Our weightings are based on sterling as a base currency
December was a quiet month for fixed income assets with government and corporate bonds returning small positive returns. The extremely low interest rate environment provided by central banks looks set to continue in 2021 but the potential threat of inflation does look to be increasing. The combination of central bank support with the pent up demand associated with the reopening of economies in the latter half of the year, when a vaccine will have meaningful penetration, mean that there is a credible argument for higher inflation over the next 12 months which could undermine very low long term interest rates.
In many regards, the UK stock market was hit by the perfect storm in 2020 with its lack of technology shares, large exposure to global oil companies, and large services sector all contributing to a poor year. However, it would be wrong to ignore the arrival of positives in the final quarter of the year that creates a more positive outlook. The Covid-19 vaccines herald the 2021 return of the travel, leisure, air, and tourism sectors together with a rise in demand for oil. The late December agreement of a trade deal with the EU removes one of the greater uncertainties international investors used to justify simply ignoring the UK stock market completely. In many cases for the past four and a half years. Finally, the speed of the Covid vaccination program is sending a message to all that the UK is not quite the mess the press portray.
European shares returned 2.07% in December, making 8.2% for the year. The month saw the final approval of the Multi-annual Financial Framework, the EU’s seven-year budget, worth just under €1.1 trillion and the €750 billion Covid-19 recovery fund, known as next-generation EU which has been held up since the summer by dissidents Poland and Hungary.
The year ended on a positive note, with all three major indices ahead. Technology shares returned 2.65% in sterling and 5.11% in dollars and were the strongest performers though the broader market was also ahead with a return of 1.42% to make 14.75% for the year. The confirmation of Joe Biden’s victory, after a fractious and difficult election process, provided some stability on the political front, as did cross party moves towards releasing a new fiscal stimulus package. The economy continued to recover but Covid-19 infection numbers rose and its impacts were still being felt in consumer and business activity. How the new Biden administration deals with these public health, economic and other challenges will set the tone for markets looking into 2021.
The experience of emerging markets this year has varied enormously with the South Americas hit hard by Covid-19 but Asia surprisingly lightly, having implemented the lessons learned by the 2003 SARS outbreak. December saw emerging markets return 3.69% to make 11.93% for the year as investors bet on a return to consistent above average growth during the recovery from Covid-19.

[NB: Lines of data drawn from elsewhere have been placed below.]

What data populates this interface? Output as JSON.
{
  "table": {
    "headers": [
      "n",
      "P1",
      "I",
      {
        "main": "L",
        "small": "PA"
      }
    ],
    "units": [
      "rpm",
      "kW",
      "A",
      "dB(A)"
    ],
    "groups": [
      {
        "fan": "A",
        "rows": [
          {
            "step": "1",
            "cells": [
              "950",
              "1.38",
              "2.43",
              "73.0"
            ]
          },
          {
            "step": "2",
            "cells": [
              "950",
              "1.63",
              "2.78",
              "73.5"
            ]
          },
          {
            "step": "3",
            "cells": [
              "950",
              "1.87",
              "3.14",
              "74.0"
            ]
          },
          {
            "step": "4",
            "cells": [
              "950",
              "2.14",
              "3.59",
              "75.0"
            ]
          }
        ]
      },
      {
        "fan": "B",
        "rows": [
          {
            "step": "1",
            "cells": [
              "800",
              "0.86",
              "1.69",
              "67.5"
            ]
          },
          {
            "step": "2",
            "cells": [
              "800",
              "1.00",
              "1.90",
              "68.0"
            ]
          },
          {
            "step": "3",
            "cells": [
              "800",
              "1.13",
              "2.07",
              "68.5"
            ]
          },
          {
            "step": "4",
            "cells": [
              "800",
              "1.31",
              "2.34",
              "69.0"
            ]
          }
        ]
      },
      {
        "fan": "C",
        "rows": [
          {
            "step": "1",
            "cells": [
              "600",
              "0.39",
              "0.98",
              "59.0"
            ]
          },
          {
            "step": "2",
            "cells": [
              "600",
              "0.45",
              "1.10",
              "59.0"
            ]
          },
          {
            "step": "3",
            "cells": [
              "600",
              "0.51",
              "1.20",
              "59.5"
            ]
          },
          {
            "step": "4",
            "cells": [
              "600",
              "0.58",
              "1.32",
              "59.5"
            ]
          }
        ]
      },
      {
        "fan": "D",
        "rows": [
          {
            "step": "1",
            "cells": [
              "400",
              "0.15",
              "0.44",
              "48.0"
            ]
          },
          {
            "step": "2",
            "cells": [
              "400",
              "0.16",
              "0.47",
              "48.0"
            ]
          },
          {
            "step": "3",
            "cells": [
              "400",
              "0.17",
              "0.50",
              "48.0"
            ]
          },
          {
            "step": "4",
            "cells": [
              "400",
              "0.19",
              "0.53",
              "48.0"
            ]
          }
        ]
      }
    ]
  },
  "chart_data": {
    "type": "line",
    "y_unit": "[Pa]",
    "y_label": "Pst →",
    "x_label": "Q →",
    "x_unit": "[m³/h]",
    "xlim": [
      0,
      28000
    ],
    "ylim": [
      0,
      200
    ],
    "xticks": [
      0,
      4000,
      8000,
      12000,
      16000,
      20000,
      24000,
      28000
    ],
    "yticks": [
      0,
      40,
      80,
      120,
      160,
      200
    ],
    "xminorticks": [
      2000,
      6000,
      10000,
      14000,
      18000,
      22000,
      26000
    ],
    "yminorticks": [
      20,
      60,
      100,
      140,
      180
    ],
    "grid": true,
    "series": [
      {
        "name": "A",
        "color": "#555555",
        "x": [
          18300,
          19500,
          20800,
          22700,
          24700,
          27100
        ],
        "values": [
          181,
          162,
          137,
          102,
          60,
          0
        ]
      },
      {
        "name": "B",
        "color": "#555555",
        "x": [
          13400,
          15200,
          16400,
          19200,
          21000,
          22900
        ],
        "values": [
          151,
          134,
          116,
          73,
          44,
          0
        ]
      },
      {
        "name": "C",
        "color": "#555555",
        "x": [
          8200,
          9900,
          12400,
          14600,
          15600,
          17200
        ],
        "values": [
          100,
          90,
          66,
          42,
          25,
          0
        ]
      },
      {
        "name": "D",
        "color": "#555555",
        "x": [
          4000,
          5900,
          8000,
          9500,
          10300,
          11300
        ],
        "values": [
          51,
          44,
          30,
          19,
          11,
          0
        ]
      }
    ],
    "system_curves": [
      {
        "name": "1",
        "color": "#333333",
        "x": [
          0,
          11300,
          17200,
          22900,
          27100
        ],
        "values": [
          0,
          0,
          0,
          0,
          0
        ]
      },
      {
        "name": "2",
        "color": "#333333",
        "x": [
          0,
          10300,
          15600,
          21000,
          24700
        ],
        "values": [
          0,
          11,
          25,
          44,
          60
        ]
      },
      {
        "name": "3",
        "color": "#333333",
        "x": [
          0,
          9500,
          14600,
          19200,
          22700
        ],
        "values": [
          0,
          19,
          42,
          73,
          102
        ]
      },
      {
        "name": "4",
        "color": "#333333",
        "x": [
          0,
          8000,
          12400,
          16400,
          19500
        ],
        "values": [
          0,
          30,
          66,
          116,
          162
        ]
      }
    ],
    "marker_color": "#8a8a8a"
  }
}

After the positive long-term news of a vaccine in November, the property market had to digest some weaker immediate news in December with respect to the virus. The pickup in the case has resulted in the closure of non-essential shops and businesses, which will have a knock-on impact on the rent paid to landlords.
The performance of gold in December stood out in the alternatives sector with the precious metal increasing 6.72% in US dollar terms, which came back into favour following a weak period over the last six months.